2) On 04-03-16, at approximately 1:32 PM, it was discovered in the kitchen area, access to a wall mounted extinguisher was obstructed with the portable eye washing device thus limiting unobstructed access to the fire extinguisher.
This observation was verified by interview of the Maintenance person (Staff W) at the time of discovery.
Tag No.: K0076
Based on observation and interview, the facility failed to provide protection of medical gasses in accordance with LSC Section 19.3.2.4 and NFPA 99 Section 4-3.1.1.2. This deficient practice could potentially affect all occupants of the facility due to the practice of improper storing of oxygen bottles.
Findings Include:
1) On 04-03-16, at approximately 10:15 AM, it was discovered in the 3rd floor medication room, the storage of one e-tank of oxygen is stored closer than 5 feet of any combustibles in the same room.
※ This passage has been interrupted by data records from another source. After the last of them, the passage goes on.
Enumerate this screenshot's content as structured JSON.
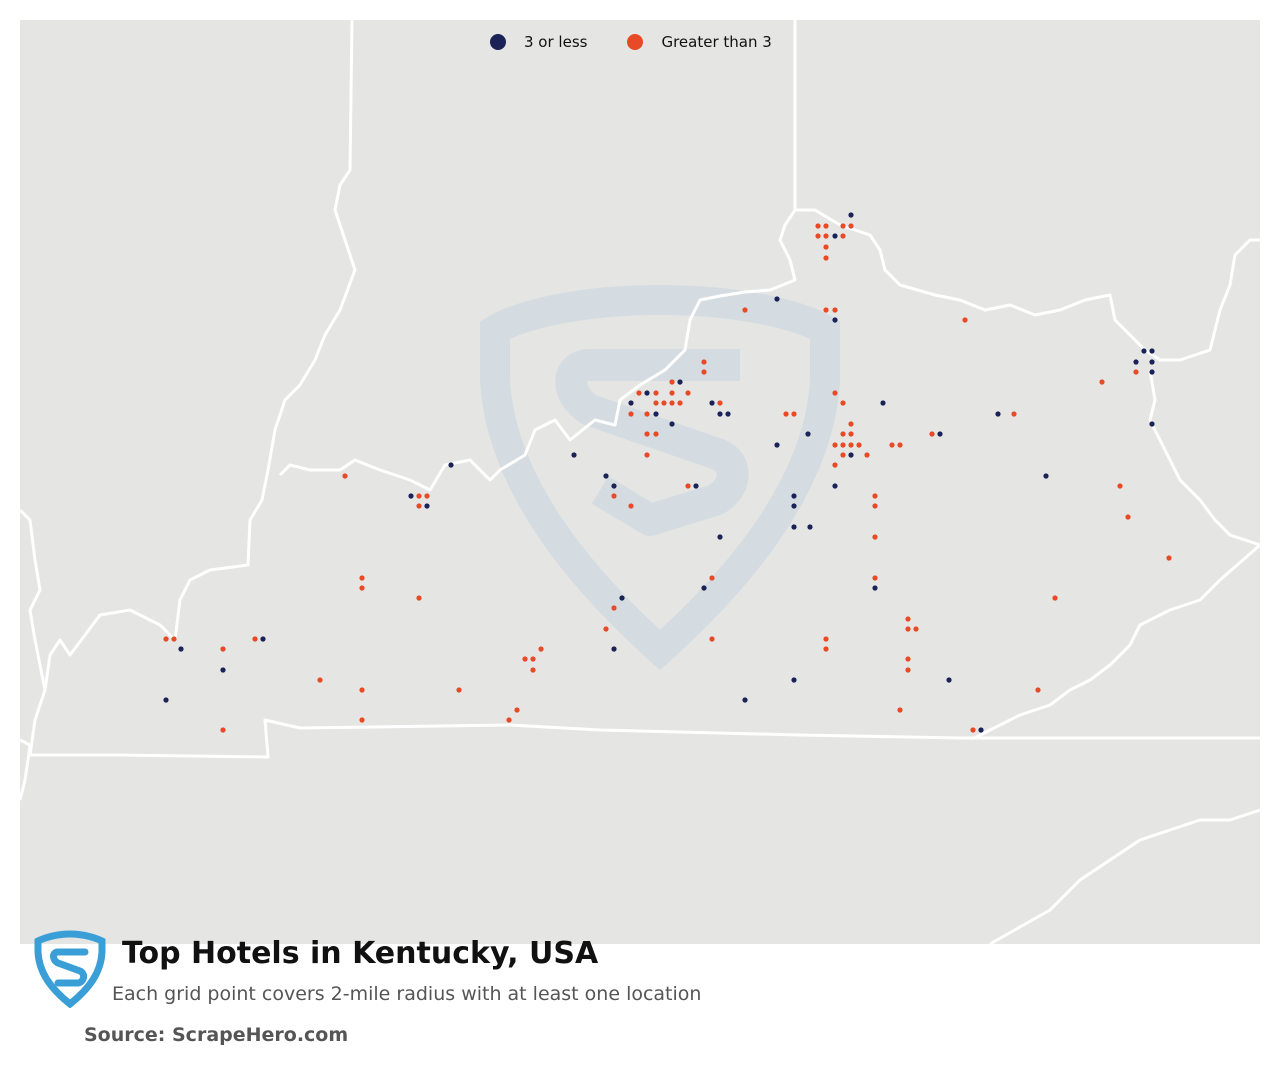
{
  "map": {
    "title": "Top Hotels in Kentucky, USA",
    "subtitle": "Each grid point covers 2-mile radius with at least one location",
    "source": "Source: ScrapeHero.com",
    "legend": [
      {
        "label": "3 or less",
        "color": "#1a2257"
      },
      {
        "label": "Greater than 3",
        "color": "#e84a27"
      }
    ],
    "colors": {
      "background": "#e5e5e3",
      "borders": "#ffffff",
      "watermark": "#c9d6e0",
      "logo": "#3a9fd6"
    }
  },
  "chart_data": {
    "type": "scatter",
    "series": [
      {
        "name": "3 or less",
        "color": "#1a2257",
        "points": [
          [
            851,
            215
          ],
          [
            835,
            236
          ],
          [
            777,
            299
          ],
          [
            835,
            320
          ],
          [
            1144,
            351
          ],
          [
            1152,
            351
          ],
          [
            1136,
            362
          ],
          [
            1152,
            362
          ],
          [
            1152,
            372
          ],
          [
            631,
            403
          ],
          [
            647,
            393
          ],
          [
            680,
            382
          ],
          [
            656,
            414
          ],
          [
            712,
            403
          ],
          [
            720,
            414
          ],
          [
            728,
            414
          ],
          [
            883,
            403
          ],
          [
            998,
            414
          ],
          [
            672,
            424
          ],
          [
            808,
            434
          ],
          [
            940,
            434
          ],
          [
            1152,
            424
          ],
          [
            777,
            445
          ],
          [
            851,
            455
          ],
          [
            574,
            455
          ],
          [
            451,
            465
          ],
          [
            606,
            476
          ],
          [
            614,
            486
          ],
          [
            696,
            486
          ],
          [
            835,
            486
          ],
          [
            1046,
            476
          ],
          [
            411,
            496
          ],
          [
            427,
            506
          ],
          [
            794,
            496
          ],
          [
            794,
            506
          ],
          [
            794,
            527
          ],
          [
            810,
            527
          ],
          [
            720,
            537
          ],
          [
            704,
            588
          ],
          [
            875,
            588
          ],
          [
            622,
            598
          ],
          [
            181,
            649
          ],
          [
            263,
            639
          ],
          [
            223,
            670
          ],
          [
            614,
            649
          ],
          [
            794,
            680
          ],
          [
            949,
            680
          ],
          [
            166,
            700
          ],
          [
            745,
            700
          ],
          [
            981,
            730
          ]
        ]
      },
      {
        "name": "Greater than 3",
        "color": "#e84a27",
        "points": [
          [
            818,
            226
          ],
          [
            826,
            226
          ],
          [
            843,
            226
          ],
          [
            851,
            226
          ],
          [
            818,
            236
          ],
          [
            826,
            236
          ],
          [
            843,
            236
          ],
          [
            826,
            247
          ],
          [
            826,
            258
          ],
          [
            745,
            310
          ],
          [
            826,
            310
          ],
          [
            835,
            310
          ],
          [
            965,
            320
          ],
          [
            704,
            362
          ],
          [
            704,
            372
          ],
          [
            672,
            382
          ],
          [
            639,
            393
          ],
          [
            656,
            393
          ],
          [
            672,
            393
          ],
          [
            688,
            393
          ],
          [
            1102,
            382
          ],
          [
            1136,
            372
          ],
          [
            631,
            414
          ],
          [
            647,
            414
          ],
          [
            656,
            403
          ],
          [
            664,
            403
          ],
          [
            672,
            403
          ],
          [
            680,
            403
          ],
          [
            720,
            403
          ],
          [
            786,
            414
          ],
          [
            794,
            414
          ],
          [
            835,
            393
          ],
          [
            843,
            403
          ],
          [
            1014,
            414
          ],
          [
            647,
            434
          ],
          [
            656,
            434
          ],
          [
            851,
            424
          ],
          [
            843,
            434
          ],
          [
            851,
            434
          ],
          [
            932,
            434
          ],
          [
            835,
            445
          ],
          [
            843,
            445
          ],
          [
            851,
            445
          ],
          [
            859,
            445
          ],
          [
            867,
            455
          ],
          [
            892,
            445
          ],
          [
            900,
            445
          ],
          [
            843,
            455
          ],
          [
            647,
            455
          ],
          [
            835,
            465
          ],
          [
            345,
            476
          ],
          [
            688,
            486
          ],
          [
            1120,
            486
          ],
          [
            419,
            496
          ],
          [
            427,
            496
          ],
          [
            614,
            496
          ],
          [
            875,
            496
          ],
          [
            419,
            506
          ],
          [
            631,
            506
          ],
          [
            875,
            506
          ],
          [
            1128,
            517
          ],
          [
            875,
            537
          ],
          [
            1169,
            558
          ],
          [
            362,
            578
          ],
          [
            712,
            578
          ],
          [
            875,
            578
          ],
          [
            362,
            588
          ],
          [
            419,
            598
          ],
          [
            1055,
            598
          ],
          [
            614,
            608
          ],
          [
            908,
            619
          ],
          [
            606,
            629
          ],
          [
            908,
            629
          ],
          [
            916,
            629
          ],
          [
            166,
            639
          ],
          [
            174,
            639
          ],
          [
            255,
            639
          ],
          [
            712,
            639
          ],
          [
            826,
            639
          ],
          [
            223,
            649
          ],
          [
            541,
            649
          ],
          [
            826,
            649
          ],
          [
            525,
            659
          ],
          [
            533,
            659
          ],
          [
            908,
            659
          ],
          [
            533,
            670
          ],
          [
            908,
            670
          ],
          [
            320,
            680
          ],
          [
            362,
            690
          ],
          [
            459,
            690
          ],
          [
            1038,
            690
          ],
          [
            517,
            710
          ],
          [
            900,
            710
          ],
          [
            362,
            720
          ],
          [
            509,
            720
          ],
          [
            223,
            730
          ],
          [
            973,
            730
          ]
        ]
      }
    ]
  }
}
This observation was verified by interview of the Maintenance person (Staff W) at the time of discovery.
2) On 04-03-16, at approximately 10:41 AM, it was discovered in the nurse's station small storage room behind the desk area, the storage of 3 e-tank bottles of oxygen.
This observation was verified by interview of the Maintenance person (Staff W) at the time of discovery.
Tag No.: K0147
Based on observation and interview, the facility failed to provide the electrical system in accordance with LSC Sections 19.5.1, 19.9.1, and 9.1.2. and NFPA 70, This deficient practice could potentially affect all occupants of the facility if an electrical short was to take place in a panel and start a fire.
Findings Include:
1) On 04-03-16, at approximately 10:30 AM, the storage of a combustible trash container beneath the electrical panel was discovered in the 1st floor report room.
This observation was verified by interview of the Maintenance person (Staff W) at the time of discovery.
2) On 04-03-16, at approximately 10:46 AM, the storage of a trash basket directly beneath an electrical panel was discovered in the CCU (Critical Care Unit) mechanical room.
This observation was verified by interview of the Maintenance person (Staff W) at the time of discovery.
3) On 04-03-16, at approximately 1:17 PM, it was discovered in electrical room G158, an electrical junction box was missing its cover plate.
This observation was verified by interview of the Maintenance person (Staff W) at the time of discovery.